Démarche expérimentale
Dans cette étude, nous avons combiné une approche expérimentale à une approche observationnelle. L’étude expérimentale a consisté en la création d’ouverture du couvert forestier, pratique sylvicole fréquente. Plus précisément, les ouvertures appliquées sont d’une taille supérieure à celles réalisées communément par les forestiers (§ 2.2.2). De plus, le matériel végétal étudié peu fréquent. Il s’agit alors d’une étude de cas extrême visant à comprendre si de vieux arbres dominés sont encore en capacité de répondre à une ouverture et comment ils s’y adaptent. Les réponses observées à l’ouverture de la canopée expérimentale sont interprétées d’un point de vue fonctionnel. Nous tenterons de caractériser l’évolution des traits biomécaniques et hydrauliques après ouverture à partir des ajustements de la géométrie des tiges et de propriétés du bois observées à posteriori. L’approche observationnelle se focalisera sur les traits du bois des arbres avant l’ouverture créée expérimentalement jusqu’à remonter à leur naissance. D’une part, le dispositif expérimental a été mis en place en 2006 pour répondre à des questions de gestion sylvicole et non dans le but d’une analyse fonctionnelle. Les données concernant les conditions de croissance passées n’ont alors pas été suivies. Le jeu de données ne permet donc pas explorer les relations entre les variables pertinentes caractérisant les conditions de croissance (précipitations, angle d’incidence et taux de lumière) et les réponses observées. L’ouverture de la canopée étant une modification de l’ensemble des variables de l’environnement immédiat de l’arbre libéré et dépendant de la taille de l’ouverture mais aussi de la localisation de celle-ci (présence d’une pente, orientation cardinale), les réponses observées seront interprétées comme des ajustements à l’ensemble des modifications des variables microclimatiques limitrophes de l’arbre libéré. D’autre part, les mesures réalisables en suivi sur des grands arbres en contexte sylvicole pour caractériser les changements de conductions hydriques (vulnérabilité à la cavitation, conductance stomatique) ou mécaniques (régime de déformation) ne sont possibles qu’au prix de protocoles expérimentaux lourds dans le cas où ils ont été développés et validés. Cela implique donc des limites en termes d’interprétation fonctionnelle.
Mesures en rétrospectif
Le bois enregistre l’histoire de l’arbre et reflète les changements de conditions de croissance (Wimmer, 2002; Fonti et al., 2010). La lecture des largeurs de cernes et des longueurs d’unités de croissance renseignent sur l’ajustement de la forme de l’arbre et de sa taille au cours de sa vie. Toutes ces informations permettent une vision assez complète de la réaction de l’arbre à un traitement tel que l’ouverture de la canopée. Par contre, cette approche rétrospective présente aussi des limites. Entre autre, les informations sur les performances hydrauliques sont indirectes et limitées à une interprétation fonctionnelle de l’anatomie du bois. Une approche physiologique serait nécessaire pour être précis dans la caractérisation de l’acclimatation hydraulique. Ce type d’étude a déjà fait l’objet de certaines études auparavant et l’anatomie du bois a été étudié en parallèle des mesures physiologiques (Caquet, 2008; Gebauer et al., 2014). Nous espérons que les modifications de l’anatomie du bois permettront d’identifier les processus clés de l’acclimatation hydraulique et dégageront des pistes pour de futures investigations plus précises.

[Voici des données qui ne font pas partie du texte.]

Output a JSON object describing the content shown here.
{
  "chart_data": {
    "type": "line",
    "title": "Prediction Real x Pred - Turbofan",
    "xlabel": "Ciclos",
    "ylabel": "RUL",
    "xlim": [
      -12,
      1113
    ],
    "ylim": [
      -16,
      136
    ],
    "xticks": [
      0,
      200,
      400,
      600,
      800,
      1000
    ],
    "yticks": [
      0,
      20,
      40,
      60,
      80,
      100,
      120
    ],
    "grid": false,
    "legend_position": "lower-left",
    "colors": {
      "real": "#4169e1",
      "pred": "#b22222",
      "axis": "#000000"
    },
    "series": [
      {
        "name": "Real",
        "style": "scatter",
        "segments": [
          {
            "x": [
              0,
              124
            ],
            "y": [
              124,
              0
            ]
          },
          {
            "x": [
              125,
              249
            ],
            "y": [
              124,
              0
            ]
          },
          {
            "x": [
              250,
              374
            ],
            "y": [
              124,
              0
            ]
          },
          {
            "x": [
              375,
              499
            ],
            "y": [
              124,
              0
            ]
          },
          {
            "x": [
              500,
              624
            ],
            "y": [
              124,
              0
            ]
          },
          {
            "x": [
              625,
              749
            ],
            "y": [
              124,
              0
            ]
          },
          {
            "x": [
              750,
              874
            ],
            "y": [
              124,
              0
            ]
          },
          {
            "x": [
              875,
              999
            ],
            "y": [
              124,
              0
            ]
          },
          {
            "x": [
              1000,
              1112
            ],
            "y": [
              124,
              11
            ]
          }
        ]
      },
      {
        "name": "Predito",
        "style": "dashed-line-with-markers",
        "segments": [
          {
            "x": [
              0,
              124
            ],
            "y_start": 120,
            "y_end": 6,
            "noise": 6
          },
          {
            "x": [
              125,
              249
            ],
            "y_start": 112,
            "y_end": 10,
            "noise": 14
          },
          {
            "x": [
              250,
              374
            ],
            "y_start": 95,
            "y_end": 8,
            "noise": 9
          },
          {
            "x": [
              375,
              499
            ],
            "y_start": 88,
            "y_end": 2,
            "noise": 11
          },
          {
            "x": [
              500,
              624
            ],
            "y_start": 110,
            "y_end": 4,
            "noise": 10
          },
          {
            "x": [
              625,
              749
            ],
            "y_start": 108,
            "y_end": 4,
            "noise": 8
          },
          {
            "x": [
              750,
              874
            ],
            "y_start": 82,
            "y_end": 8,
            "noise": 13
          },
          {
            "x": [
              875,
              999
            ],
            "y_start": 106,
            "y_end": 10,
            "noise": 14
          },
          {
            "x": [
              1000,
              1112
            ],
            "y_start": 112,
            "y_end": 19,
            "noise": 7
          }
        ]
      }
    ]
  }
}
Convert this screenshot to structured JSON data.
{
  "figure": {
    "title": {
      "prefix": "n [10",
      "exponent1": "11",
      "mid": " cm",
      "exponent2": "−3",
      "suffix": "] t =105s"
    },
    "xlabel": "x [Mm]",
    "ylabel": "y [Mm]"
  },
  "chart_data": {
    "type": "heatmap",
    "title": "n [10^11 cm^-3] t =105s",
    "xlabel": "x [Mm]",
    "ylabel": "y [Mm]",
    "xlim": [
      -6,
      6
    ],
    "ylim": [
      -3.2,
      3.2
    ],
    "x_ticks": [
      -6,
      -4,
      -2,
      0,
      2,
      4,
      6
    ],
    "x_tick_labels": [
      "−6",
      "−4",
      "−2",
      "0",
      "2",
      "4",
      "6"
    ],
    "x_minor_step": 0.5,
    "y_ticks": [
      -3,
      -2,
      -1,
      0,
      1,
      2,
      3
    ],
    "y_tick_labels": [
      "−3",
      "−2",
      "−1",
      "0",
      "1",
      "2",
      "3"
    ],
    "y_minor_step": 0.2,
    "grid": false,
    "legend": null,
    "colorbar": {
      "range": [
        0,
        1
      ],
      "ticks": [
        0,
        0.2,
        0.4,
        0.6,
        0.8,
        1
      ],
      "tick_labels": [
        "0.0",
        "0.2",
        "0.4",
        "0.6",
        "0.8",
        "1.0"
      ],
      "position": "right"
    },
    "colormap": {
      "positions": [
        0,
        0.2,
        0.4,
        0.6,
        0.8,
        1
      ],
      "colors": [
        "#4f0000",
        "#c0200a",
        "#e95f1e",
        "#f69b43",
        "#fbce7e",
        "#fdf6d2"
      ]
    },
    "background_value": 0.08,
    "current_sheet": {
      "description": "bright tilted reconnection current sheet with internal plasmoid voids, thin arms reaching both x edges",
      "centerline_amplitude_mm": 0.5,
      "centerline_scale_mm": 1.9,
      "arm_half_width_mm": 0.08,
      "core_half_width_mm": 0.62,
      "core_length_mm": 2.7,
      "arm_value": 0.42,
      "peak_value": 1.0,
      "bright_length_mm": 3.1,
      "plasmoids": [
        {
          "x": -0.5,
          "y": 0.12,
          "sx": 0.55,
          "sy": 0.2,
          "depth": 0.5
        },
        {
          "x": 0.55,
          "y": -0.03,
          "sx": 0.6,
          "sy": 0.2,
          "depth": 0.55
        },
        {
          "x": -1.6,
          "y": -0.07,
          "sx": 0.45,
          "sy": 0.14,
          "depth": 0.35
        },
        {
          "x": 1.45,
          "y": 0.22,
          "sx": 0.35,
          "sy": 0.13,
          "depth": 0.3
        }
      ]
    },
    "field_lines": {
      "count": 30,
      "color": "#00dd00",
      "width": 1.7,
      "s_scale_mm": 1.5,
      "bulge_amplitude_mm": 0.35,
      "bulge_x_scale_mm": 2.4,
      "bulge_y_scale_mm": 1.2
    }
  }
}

Une approche multidisciplinaire a été adoptée pour cette étude. Les modifications des performances hydrauliques induites par le changement de conditions de croissance sont beaucoup plus documentées que les performances biomécaniques. De ce fait, nous avons choisi de conduire la majorité des travaux sur les performances biomécaniques où la bibliographie est rare sur les grands arbres et, plus particulièrement, sur les grands arbres en cours d’acclimatation. Comme soulevé dans le chapitre 1, l’échelle la plus pertinente pour évaluer les performances biomécaniques est l’échelle individuelle (Violle et al., 2007; Fournier et al., 2013). Néanmoins, chaque paramètre mesuré à une échelle différente peut contribuer de façon plus ou moins importante à la performance observée à l’échelle individuelle. Pour déterminer l’influence des différents paramètres tels que les dimensions et la forme des arbres, les propriétés matérielles du bois et le chargement, nous avons utilisé les traits intégratifs biomécaniques proposés par Fournier et al. (2013). Les traits calculés se focaliseront sur deux différentes composantes de la fonction de support du bois : (i) le squelette, qui fait intervenir l’épaisseur et le défilement de la tige avec la rigidité du bois ; (ii) la motricité, qui est impliquée dans les mouvements actifs générés par les auto-stress mécaniques.